О стихотворении рассуждали, говорили, между прочим, что это пародия, я задумался над этим словом. 

И пришло мне в голову, что если бы эту лежащую под столом чёрную пародию на сеттера да попасть где-нибудь в укромном месте — уже я бы ему показал ! 

Были на охоте, попали на высыпку богатейшую, но мой хозяин был решительно неузнаваем. 

Он пуделял так бессовестно, что я приходил не только в недоумение, но даже в отчаяние. Рядом со мною работала Лола. Она превосходно работает, даже, можно сказать, лучше меня. 

Да и, вообще, она премилая особа. 

Орбанов же просто делал чудеса: от его длинного Франкотта не уходила буквально ни одна птица. Дублеты по бекасам он делал такие, что я останавливался и поджимал хвост. Я в первый раз в жизни видел такую стрельбу. 

Недаром Лола хорошо работает: у этого стрелка работать — одно наслаждение. 

У конца болота мы сошлись с Орбановым. у Алексея Петровича болталось всего три дупеля, бекас да курочка, на Орбанове места не было не увешанного долгоносиками. 

— Что, Алеша, только и всего? – обратился он к моему хозяину. 

— Не могу я стрелять сегодня! – отвечал Алексей Петрович, – я расстроен с самого утра. 

Орбанов поглядел на него с участием.
— Бери мою дичь!
— Зачем это?
—- Бери! Не захочешь же ты, голубчик, чтоб Куксин окидывал тебя презрительными взглядами.
При имени Куксина моего хозяина передёрнуло. — А чёрт с ним!
— А ты всё-таки бери. Резонно тебе говорю!

— А вы как?..
— Мне что, старику?! Скажу, дичи не нашёл. Мою стрельбу знают и никакой Куксин рожи кривить не будет.
— Нет, всё-таки…
— Бери, говорю! Мне же легче тащиться будет… ну бери половину: хватит на двух.
И он стал отцепливать и бросать на траву одного дупеля за другим. Алексей Петрович взял штук пятнадцать, от прочих отказался. 

На привале мы застали уже всех прочих охотников, в том числе и князя Куксина-Передряпина. 

Его дорогая двухстволка была прислонена к дереву, на сучке висел новенький ягдташ, к ремешкам которого было прицеплено штук шесть дупелей: недалеко лежала противная черная пародия на сеттера, облизывая лапы. Сам князь полусидел полулежал, нахально задрал кверху свой крохотный носик, презрительно поглядывая на всех и куря дорогую сигару. Я сразу определил, что сигара была дорогая, к сигарному запаху я привык ещё давно, ещё когда был щенком и жил в доме хозяина моей мамаши. 

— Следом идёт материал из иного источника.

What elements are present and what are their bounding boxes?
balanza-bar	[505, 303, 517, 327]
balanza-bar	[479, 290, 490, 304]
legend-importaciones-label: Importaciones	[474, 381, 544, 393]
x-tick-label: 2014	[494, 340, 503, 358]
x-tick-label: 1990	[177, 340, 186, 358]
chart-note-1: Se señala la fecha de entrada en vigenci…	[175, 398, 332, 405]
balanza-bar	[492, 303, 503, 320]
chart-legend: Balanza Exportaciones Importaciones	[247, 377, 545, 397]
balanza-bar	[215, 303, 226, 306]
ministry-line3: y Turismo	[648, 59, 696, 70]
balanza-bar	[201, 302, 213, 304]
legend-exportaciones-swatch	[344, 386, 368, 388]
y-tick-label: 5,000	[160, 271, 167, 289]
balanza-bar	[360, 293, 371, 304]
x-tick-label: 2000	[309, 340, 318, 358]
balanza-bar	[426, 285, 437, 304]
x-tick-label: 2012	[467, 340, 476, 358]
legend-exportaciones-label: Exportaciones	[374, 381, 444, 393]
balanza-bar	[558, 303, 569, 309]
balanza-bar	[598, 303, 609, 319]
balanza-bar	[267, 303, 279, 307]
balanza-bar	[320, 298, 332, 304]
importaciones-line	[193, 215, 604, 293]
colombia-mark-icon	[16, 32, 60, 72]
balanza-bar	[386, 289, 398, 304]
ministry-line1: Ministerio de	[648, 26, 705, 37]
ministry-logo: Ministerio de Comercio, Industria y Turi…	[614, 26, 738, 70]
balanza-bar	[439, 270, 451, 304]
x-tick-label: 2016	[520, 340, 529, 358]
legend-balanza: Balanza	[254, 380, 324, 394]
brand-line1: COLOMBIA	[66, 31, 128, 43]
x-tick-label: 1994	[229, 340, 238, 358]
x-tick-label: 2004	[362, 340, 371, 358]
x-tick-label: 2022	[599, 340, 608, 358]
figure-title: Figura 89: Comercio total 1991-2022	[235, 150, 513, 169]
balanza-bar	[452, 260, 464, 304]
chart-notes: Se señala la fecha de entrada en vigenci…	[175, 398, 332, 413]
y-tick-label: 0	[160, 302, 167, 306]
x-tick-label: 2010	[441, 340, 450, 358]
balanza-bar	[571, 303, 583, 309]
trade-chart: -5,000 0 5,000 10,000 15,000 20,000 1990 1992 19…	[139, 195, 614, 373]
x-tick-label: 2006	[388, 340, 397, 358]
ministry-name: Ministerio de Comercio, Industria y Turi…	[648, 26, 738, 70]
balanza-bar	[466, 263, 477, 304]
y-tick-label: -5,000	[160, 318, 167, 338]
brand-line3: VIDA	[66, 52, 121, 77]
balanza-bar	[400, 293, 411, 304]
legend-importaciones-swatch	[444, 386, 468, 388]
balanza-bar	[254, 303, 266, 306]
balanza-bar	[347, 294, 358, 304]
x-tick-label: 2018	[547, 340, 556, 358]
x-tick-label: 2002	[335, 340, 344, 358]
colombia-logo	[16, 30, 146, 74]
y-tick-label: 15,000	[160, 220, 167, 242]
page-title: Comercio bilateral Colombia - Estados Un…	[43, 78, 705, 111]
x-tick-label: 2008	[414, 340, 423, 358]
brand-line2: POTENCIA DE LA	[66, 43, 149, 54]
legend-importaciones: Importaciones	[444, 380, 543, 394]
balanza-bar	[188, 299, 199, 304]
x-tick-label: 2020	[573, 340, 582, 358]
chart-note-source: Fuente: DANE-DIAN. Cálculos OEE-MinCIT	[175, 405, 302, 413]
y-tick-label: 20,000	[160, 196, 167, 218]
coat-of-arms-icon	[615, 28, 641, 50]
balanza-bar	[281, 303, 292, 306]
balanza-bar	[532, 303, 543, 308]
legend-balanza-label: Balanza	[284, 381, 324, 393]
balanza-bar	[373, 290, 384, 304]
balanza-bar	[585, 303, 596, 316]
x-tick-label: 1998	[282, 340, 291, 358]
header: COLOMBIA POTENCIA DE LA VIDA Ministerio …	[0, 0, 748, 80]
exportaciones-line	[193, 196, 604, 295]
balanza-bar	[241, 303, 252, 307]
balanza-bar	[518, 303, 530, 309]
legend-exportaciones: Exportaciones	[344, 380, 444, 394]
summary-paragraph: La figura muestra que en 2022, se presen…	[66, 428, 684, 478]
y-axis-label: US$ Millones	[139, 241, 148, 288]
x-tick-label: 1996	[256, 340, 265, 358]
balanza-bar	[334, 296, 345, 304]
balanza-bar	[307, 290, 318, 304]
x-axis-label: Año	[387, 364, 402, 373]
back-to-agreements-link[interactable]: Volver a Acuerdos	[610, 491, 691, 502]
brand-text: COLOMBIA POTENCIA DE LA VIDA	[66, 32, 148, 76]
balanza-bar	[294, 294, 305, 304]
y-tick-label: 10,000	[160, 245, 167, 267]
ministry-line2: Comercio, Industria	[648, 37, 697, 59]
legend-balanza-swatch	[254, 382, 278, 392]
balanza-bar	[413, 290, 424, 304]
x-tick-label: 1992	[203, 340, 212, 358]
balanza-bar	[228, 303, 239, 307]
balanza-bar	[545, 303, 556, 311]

До сих пор вспоминается мне его обычная фраза: dans la vie il п у а que trois principes: le vin, la femme et la cigare. Вина я не пил, ибо, как известно, собаки отличаются трезвостью своего поведения, с женщинами был мало знаком по своему щенячьему положению, ну а сигарного дыму нанюхался вволю. От него никуда нельзя было уйти.
Пили чай, лениво разговаривали, Алексей Петрович, видимо, старался не обращаться к князю, а мы с чёрной пародией, пользуясь случаем, забрались в кусты и учинили дуэль. Дуэль настоящую, как следует быть, и если бы нас не растащили за хвосты, а не знаю, чем бы она кончилась. Проклятая пародия оказалась гораздо сильнее, чем я ожидал. Хорошо ещё, что зубы у неё не особенно острые, но и так я не могу сказать, что дёшево отделался. Целую неделю потом весьма и весьма многие части моего организма болели так, что нельзя было дотронуться. В особенности левой передней лапе досталось. И как я умудрился всунуть её ему в пасть, до сих пор не понимаю. 

Полагаю однако, что у него остались воспоминания и даже очень теплые. 

К нам постучались в дверь. 

Алексей Петрович что-то писал в это время; я вылез из-под стола и, по долгу службы и верности, порычал немножко. Алексей Петрович приказал мне замолчать и отворил дверь. 

В комнату впорхнула красавица с пышными золотистыми волосами. 

Лицо её показалось мне знакомо. Я стал припоминать, так точно, это она, девочка, ласкавшая нас, когда мы были маленькими. 

Чтоб лучше удостовериться, я подошел и обнюхал её — она. 

И она меня узнала, назвала по имени, схватила по старому за голову и поцеловала в лоб. 

Обрадовался я несказанно, я визжал, прыгал и вилял хвостом до изнеможения. 

Однако Алексей Петрович скоро прогнал меня на место, они уселись на диванчике. 

Как глядели они друг на друга, как обнимали, как лизали друг друга! 

Особенно старался Алексей Петрович: он лизал ей и руки, и глаза, и губы, а она так нежно склоняла к нему милую головку с золотистыми волосами. 

На собачьем языке это называется любовью; впрочем, и на человечьем эта штука кажется так же называется. 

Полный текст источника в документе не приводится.